Some of the groups working together in this network will be familiar, of course: ALEC, Americans for Prosperity, and the Mackinac Center for Public Policy. Others like the Texas Public Policy Foundation, the Free State Foundation, MediaTrackers.org, and the Franklin Center for Government and Public Integrity are probably not so familiar. These groups often do the dirty work for their corporate sponsors, spending their contributions on “issue” campaigns that, at the end of the day, fatten their bottom lines.

Perhaps the most pervasive effort of late has been their attacks on unions, public sector unions in particular. Here’s how the SPN played a significant role in the dramatic conversion of Michigan to a right to work state late last year:

While many legislators were caught off guard by Michigan Governor Rick Snyder’s announcement, space in the front of the capitol had been reserved weeks in advance by Americans for Prosperity’s state chapter to set up a booth in support of the effort. Likewise, the Mackinac Center for Public Policy—the SPN affiliate in Michigan, with two recently opened media outlets, Michigan Capitol Confidential and Watchdog Wire Michigan—produced an array of content, from a Pinterest page to short videos on why the state should change its law governing labor unions.

Labor unions, on the other hand, spend the majority of their limited resources on member services like bargaining; their political money is mostly spent on candidate donations rather than the kind of rapid-response permanent campaign now embraced by their opposition. The only labor-backed political group that could be compared to the SPN-affiliated Mackinac Center and its allies—an organization called Progress Michigan, which does political research and media outreach—has far fewer resources than its counterparts on the right. In 2010, according to the latest available disclosure for the three groups, the Mackinac Center and Americans for Prosperity’s state chapter outspent Progress Michigan by $4.6 million to a little over $700,000. {…}

While progressive donors have also sought to fund targeted think tank and state media outlets in certain states—namely Colorado and, reportedly, Texas—there is no comparison in terms of size and scope, or in the underhanded tactics embraced by their ideological opponents.

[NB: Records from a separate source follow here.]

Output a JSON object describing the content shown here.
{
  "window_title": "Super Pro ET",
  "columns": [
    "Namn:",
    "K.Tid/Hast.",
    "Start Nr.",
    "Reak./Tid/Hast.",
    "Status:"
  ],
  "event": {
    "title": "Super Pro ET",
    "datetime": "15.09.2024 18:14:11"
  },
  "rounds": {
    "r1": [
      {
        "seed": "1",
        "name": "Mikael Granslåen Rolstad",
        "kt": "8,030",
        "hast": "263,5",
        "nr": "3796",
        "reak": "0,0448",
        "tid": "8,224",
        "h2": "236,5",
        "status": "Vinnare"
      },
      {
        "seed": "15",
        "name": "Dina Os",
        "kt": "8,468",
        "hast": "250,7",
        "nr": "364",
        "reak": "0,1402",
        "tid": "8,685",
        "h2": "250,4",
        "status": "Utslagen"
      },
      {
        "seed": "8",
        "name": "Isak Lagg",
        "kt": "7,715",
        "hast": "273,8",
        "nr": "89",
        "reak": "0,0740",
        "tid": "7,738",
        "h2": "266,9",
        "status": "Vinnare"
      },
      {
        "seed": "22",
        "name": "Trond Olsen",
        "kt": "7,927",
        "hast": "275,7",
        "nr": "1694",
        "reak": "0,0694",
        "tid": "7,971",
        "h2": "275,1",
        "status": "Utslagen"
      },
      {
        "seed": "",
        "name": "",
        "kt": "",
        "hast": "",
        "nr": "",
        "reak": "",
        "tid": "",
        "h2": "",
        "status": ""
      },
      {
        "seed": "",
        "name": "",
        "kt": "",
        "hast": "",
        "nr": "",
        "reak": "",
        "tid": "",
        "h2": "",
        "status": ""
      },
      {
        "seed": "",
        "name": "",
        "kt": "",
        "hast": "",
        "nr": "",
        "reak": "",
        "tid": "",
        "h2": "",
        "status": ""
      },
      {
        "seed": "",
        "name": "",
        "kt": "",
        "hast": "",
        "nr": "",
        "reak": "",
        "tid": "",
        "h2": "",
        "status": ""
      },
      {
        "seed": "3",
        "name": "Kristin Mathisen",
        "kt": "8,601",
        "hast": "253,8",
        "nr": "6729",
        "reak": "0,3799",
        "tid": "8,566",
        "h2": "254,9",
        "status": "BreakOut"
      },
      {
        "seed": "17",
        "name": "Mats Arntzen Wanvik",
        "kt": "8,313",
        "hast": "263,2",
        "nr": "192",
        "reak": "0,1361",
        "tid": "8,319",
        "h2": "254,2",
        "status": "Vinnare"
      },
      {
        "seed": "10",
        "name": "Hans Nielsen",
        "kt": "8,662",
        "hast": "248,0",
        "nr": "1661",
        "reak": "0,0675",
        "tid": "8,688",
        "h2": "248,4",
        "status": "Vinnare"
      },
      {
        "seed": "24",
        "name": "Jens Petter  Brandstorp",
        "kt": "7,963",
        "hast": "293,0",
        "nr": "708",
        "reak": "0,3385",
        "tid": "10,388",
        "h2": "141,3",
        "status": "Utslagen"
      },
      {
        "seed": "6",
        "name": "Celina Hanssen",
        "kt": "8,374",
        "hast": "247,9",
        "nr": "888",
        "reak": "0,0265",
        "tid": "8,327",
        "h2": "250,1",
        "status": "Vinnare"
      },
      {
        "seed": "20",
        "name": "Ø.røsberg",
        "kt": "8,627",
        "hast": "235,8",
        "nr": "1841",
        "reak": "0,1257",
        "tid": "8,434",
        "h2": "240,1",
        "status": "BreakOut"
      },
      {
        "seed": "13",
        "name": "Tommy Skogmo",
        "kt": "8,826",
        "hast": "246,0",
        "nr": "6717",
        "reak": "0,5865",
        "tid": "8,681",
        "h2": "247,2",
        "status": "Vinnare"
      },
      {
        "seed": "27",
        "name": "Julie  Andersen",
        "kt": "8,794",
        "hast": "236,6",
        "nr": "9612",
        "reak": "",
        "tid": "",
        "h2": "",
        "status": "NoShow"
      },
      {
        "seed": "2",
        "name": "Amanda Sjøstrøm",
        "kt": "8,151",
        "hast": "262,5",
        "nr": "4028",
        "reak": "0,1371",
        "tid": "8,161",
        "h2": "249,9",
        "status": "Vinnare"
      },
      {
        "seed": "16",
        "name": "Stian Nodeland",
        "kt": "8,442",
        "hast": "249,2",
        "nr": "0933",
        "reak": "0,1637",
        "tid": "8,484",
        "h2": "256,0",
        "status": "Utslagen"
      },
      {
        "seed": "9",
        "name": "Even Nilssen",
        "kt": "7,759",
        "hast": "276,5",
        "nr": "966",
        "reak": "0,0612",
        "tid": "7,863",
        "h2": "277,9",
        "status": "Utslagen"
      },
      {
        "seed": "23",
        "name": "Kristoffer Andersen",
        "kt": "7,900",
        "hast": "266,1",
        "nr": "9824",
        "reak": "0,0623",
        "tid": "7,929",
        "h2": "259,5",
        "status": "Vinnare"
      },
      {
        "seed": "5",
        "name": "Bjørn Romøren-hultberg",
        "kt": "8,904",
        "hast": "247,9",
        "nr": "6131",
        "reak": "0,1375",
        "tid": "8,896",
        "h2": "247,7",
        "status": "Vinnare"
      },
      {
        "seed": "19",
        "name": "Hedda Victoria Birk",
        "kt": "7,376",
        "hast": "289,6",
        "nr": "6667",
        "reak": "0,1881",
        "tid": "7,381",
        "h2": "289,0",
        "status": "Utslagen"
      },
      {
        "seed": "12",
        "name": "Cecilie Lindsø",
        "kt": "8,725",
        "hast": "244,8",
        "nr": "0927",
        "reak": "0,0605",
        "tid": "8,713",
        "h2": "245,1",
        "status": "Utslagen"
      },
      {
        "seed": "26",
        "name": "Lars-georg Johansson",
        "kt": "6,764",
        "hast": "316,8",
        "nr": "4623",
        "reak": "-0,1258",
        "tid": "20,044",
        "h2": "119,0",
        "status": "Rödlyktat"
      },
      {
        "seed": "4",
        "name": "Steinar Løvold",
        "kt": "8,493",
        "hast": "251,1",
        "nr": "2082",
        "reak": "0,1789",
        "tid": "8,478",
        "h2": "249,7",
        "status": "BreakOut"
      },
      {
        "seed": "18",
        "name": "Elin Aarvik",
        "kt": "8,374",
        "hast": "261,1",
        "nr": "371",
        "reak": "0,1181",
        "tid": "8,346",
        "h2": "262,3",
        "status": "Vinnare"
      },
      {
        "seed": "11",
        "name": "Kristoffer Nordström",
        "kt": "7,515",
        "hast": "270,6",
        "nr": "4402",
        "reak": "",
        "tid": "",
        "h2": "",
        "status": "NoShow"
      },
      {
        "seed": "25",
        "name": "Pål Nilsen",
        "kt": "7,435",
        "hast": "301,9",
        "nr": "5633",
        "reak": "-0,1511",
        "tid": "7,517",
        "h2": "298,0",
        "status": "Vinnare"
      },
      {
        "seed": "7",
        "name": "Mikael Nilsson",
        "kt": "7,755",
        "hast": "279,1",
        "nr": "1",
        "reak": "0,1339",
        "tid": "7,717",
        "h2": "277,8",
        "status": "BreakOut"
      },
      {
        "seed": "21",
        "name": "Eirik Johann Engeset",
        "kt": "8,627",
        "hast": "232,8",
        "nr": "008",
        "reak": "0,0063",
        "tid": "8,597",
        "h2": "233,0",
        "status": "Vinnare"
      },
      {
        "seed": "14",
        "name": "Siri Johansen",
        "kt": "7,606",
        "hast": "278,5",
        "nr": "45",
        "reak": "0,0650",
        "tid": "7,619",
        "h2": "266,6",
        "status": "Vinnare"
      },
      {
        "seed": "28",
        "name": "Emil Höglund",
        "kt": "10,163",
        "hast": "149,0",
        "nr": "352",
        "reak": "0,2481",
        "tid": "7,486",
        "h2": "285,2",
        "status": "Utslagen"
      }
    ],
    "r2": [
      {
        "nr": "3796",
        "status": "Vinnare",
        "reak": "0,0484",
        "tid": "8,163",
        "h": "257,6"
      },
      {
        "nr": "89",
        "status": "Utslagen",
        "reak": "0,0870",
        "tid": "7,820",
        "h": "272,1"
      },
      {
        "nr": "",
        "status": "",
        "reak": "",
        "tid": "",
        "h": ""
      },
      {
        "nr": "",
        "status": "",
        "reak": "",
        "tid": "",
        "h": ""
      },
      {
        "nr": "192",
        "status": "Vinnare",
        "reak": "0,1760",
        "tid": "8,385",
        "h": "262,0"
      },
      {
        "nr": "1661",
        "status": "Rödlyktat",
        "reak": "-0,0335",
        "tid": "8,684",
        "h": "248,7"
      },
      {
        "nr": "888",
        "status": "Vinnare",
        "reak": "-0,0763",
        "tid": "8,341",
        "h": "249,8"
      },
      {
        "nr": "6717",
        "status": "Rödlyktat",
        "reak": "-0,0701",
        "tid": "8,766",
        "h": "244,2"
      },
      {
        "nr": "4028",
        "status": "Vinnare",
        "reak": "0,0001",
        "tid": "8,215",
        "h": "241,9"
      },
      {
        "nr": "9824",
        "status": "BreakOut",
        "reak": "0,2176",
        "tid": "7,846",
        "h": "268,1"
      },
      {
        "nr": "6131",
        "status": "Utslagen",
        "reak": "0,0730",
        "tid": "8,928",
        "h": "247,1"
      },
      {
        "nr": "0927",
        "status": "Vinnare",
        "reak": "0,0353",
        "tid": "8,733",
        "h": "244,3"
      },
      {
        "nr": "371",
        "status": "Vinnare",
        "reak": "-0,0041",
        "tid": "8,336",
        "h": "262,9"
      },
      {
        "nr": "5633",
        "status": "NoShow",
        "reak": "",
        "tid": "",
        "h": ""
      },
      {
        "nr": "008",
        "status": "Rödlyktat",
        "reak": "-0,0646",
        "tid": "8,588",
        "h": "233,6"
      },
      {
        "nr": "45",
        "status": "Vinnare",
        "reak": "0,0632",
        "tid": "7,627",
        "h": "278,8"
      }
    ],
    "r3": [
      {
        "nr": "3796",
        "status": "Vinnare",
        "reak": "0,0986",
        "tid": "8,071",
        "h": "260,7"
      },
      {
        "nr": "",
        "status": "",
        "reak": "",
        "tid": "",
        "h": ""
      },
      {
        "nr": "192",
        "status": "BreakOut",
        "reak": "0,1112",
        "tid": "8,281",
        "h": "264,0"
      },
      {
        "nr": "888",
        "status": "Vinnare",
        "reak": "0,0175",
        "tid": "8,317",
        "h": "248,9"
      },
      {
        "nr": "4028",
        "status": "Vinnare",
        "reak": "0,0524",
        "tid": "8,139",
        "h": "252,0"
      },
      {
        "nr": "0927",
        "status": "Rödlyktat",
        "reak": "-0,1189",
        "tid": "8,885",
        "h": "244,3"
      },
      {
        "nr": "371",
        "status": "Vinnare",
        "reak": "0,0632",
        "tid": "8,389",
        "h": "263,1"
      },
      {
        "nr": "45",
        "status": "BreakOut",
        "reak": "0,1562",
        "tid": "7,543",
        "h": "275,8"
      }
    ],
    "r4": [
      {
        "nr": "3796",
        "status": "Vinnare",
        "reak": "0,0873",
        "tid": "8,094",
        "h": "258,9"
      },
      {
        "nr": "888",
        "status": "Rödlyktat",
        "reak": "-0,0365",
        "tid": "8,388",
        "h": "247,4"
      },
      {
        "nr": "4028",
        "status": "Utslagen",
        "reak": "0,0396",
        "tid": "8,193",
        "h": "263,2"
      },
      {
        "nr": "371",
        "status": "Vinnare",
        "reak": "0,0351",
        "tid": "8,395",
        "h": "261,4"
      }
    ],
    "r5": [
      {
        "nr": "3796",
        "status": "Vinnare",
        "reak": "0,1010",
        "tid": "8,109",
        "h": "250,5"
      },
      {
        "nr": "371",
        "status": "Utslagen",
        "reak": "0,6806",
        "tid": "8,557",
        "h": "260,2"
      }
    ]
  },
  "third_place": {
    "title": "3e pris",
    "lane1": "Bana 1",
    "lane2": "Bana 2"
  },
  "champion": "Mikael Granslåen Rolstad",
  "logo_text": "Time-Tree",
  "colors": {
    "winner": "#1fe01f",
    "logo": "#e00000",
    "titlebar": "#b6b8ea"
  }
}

Brian Rothenberg, head of ProgressOhio, notes that while family foundations exist on the right and the left, corporate money has flowed almost exclusively to conservative think tanks. “Especially after Citizens United,” he says, “the right is inherently better funded than the left.” In 2011, during the effort to repeal Governor John Kasich’s collective bargaining law, unions still provided less than 20 percent of ProgressOhio’s budget.

Their goal of destroying unions is not a secret. They are, in fact, quite shameless about it. Fang quotes Scott Hagerstrom, head of the Michigan branch of Americans for Prosperity, saying, “We fight these battles on taxes and regulation but really, what we would like to see is to take the unions out at the knees so they don’t have the resources to fight these battles.” He also quotes Joseph Lehman of the Mackinac Center who said, “The strategic idea we had in mind was defunding unions”.

Lee Fang’s piece is an important one and we can only hope that it is a wake-up call to progressives. It shows just how pervasive corporate power is in our political process but also in the lawmaking and policy setting that turns political ideology into laws that benefit corporations.